The Transmitter: WNYC's Wartime Newsletter

During World War II a number of WNYC staff went to serve in the armed forces. To keep them up to date with what happening at the station, The Transmitter newsletter was launched in early 1944. Edited by newsman Mike Jablons, it was a typical in-house publication featuring staff updates, happenings, changes and challenges for the municipal station in wartime New York. Recurring columns included "Patch Chords", "The Mailbag", and "Behind the Mike", which Jablons wrote himself.
The Transmitter was sprinkled with humor (often sexist) and generally made an effort to kep the news upbeat, while informing its uniformed readers of marriages, births, adventures and incidents within the WNYC community. "The Mailbag" consisted of letters addressed to the station from staffers abroad. The radiomen tell of their training, trials and travails, but mostly of how much they missed their radio home and “that lady atop the Municipal Building," a reference to the gilded copper statue of a woman called Civic Fame.
Because of wartime security the newsletter was prohibited from publishing the addresses of those abroad but Jablons would connect those in the service with the addresses of their fellows in arms if they wished to correspond with each other.

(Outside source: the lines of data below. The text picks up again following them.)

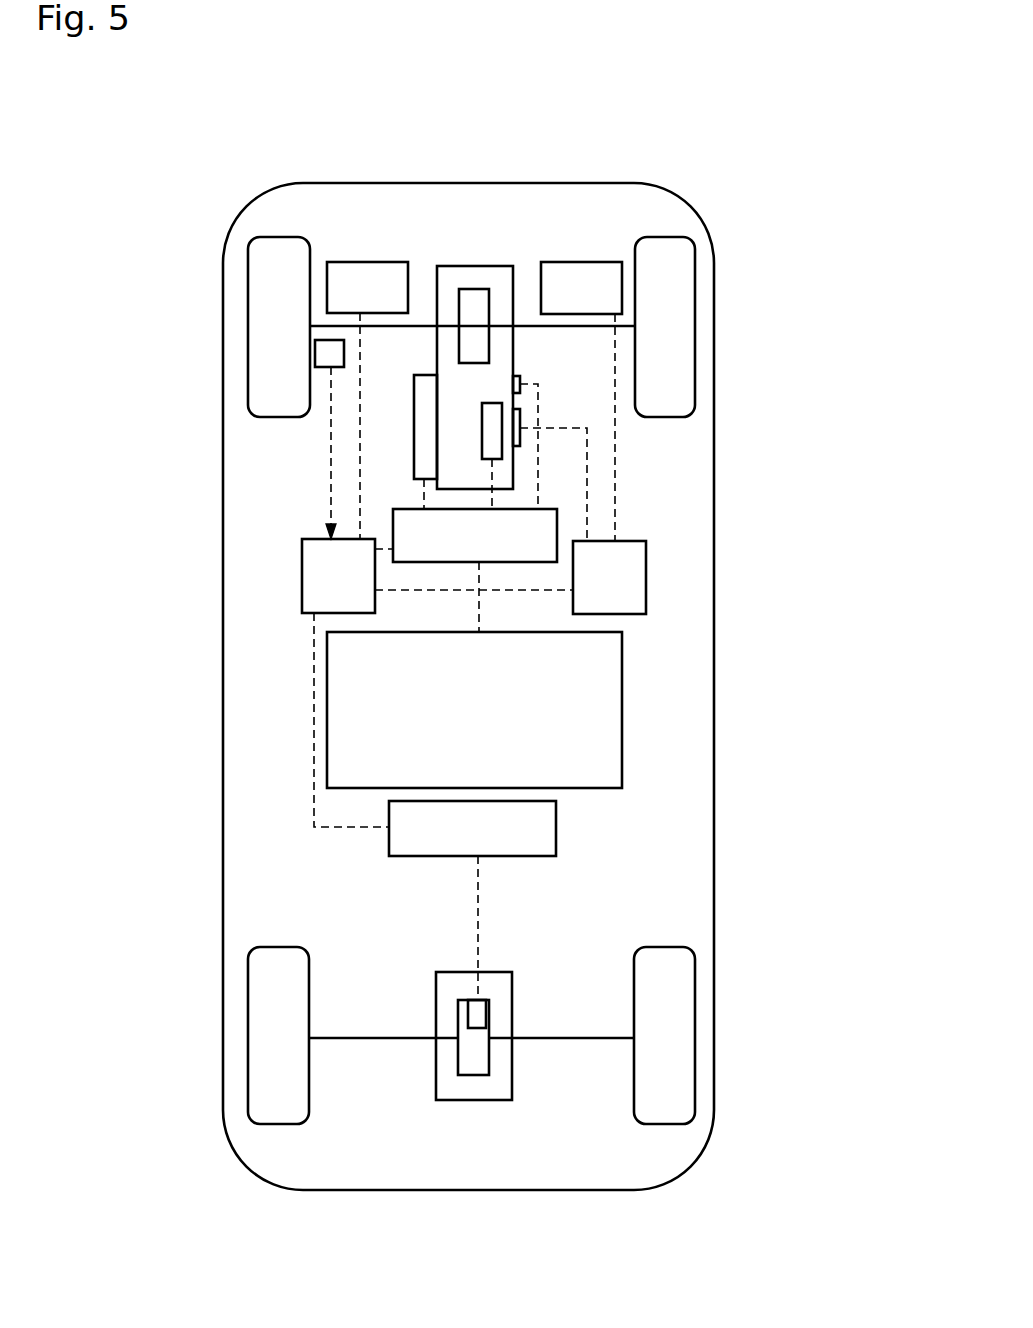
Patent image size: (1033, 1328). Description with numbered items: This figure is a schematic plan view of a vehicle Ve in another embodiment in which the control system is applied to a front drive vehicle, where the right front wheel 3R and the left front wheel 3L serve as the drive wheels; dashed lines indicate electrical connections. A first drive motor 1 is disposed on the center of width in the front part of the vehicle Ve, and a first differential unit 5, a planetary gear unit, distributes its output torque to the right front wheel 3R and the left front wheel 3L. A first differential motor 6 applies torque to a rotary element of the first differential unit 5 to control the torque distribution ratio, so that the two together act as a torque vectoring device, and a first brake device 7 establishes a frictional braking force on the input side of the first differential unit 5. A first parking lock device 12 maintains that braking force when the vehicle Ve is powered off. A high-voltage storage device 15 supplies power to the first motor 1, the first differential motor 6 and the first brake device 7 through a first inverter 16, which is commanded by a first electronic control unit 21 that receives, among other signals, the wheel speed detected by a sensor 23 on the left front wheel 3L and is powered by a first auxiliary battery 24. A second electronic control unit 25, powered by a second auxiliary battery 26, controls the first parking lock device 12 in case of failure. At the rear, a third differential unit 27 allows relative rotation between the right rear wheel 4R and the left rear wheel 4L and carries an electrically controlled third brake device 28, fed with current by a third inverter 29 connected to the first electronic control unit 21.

The vehicle Ve is at (764, 171).
The first drive motor 1 is at (422, 409).
The left front wheel 3L is at (277, 247).
The right front wheel 3R is at (662, 248).
The left rear wheel 4L is at (272, 1113).
The right rear wheel 4R is at (664, 1113).
The first differential unit 5 is at (473, 298).
The first differential motor 6 is at (515, 376).
The first brake device 7 is at (494, 413).
The first parking lock device 12 is at (521, 417).
The storage device 15 is at (603, 683).
The first inverter 16 is at (549, 521).
The first electronic control unit 21 is at (325, 580).
The sensor 23 is at (325, 362).
The first auxiliary battery 24 is at (367, 272).
The second electronic control unit 25 is at (632, 579).
The second auxiliary battery 26 is at (582, 273).
The third differential unit 27 is at (492, 978).
The third brake device 28 is at (480, 1014).
The third inverter 29 is at (543, 830).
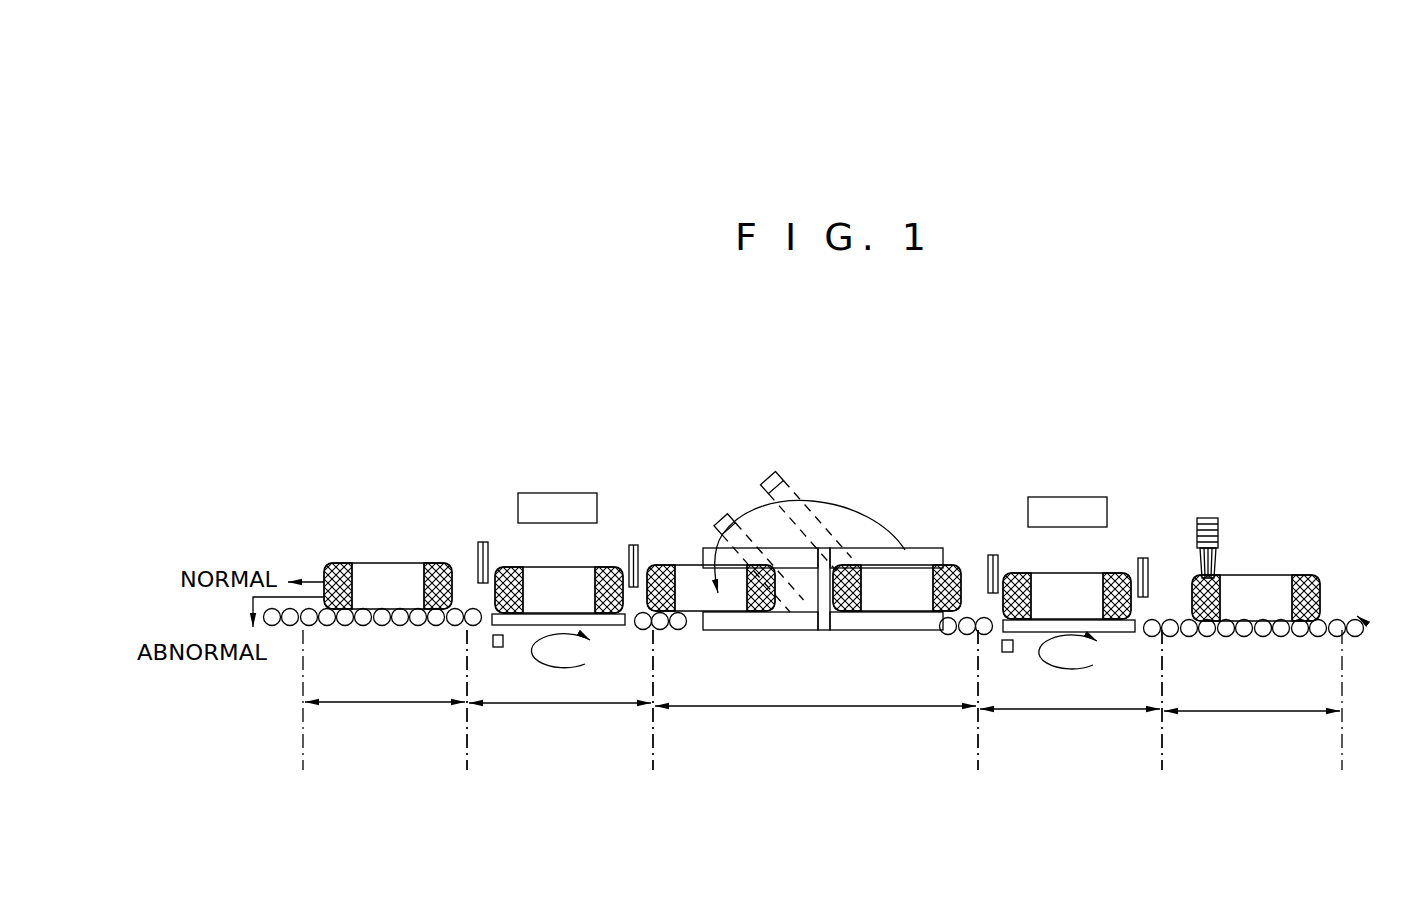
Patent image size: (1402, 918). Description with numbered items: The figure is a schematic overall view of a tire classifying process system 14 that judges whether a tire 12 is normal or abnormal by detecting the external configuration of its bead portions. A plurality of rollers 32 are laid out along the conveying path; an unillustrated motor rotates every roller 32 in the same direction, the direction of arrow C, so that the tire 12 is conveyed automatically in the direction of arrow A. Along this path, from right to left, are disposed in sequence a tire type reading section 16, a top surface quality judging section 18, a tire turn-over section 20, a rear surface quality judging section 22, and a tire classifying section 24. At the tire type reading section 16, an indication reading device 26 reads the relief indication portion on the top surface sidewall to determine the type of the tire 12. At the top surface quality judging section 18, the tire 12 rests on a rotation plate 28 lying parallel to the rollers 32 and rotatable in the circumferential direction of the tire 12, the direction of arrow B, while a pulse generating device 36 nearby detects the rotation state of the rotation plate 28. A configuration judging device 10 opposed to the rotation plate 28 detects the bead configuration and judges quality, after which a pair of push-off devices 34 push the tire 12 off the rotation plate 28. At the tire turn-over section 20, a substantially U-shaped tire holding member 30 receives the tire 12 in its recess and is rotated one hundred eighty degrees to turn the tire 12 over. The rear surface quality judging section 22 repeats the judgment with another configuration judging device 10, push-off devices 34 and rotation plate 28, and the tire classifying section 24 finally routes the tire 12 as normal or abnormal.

The configuration judging device 10 is at (578, 500).
The tire 12 is at (407, 562).
The tire classifying process system 14 is at (1200, 457).
The tire type reading section 16 is at (1250, 715).
The top surface quality judging section 18 is at (1070, 714).
The tire turn-over section 20 is at (803, 711).
The rear surface quality judging section 22 is at (570, 708).
The tire classifying section 24 is at (388, 705).
The indication reading device 26 is at (1218, 523).
The rotation plate 28 is at (615, 627).
The tire holding member 30 is at (786, 481).
The rollers 32 is at (272, 627).
The push-off devices 34 is at (633, 545).
The pulse generating device 36 is at (496, 650).
The conveying direction arrow A is at (1340, 600).
The rotation direction arrow B is at (530, 664).
The roller rotation direction arrow C is at (1360, 631).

Among the highlights mentioned are a fire in the Municipal Building, election night, D-Day, and WNYC’s 20th Anniversary. But for the most part it's an informal effort by staffers to stay in touch in “this war-torn world” with news of familiar spaces and co-workers happenings, no matter how common place. Details of a broken water cooler and Jablons accidentally flipping the power switch in Master Control are included.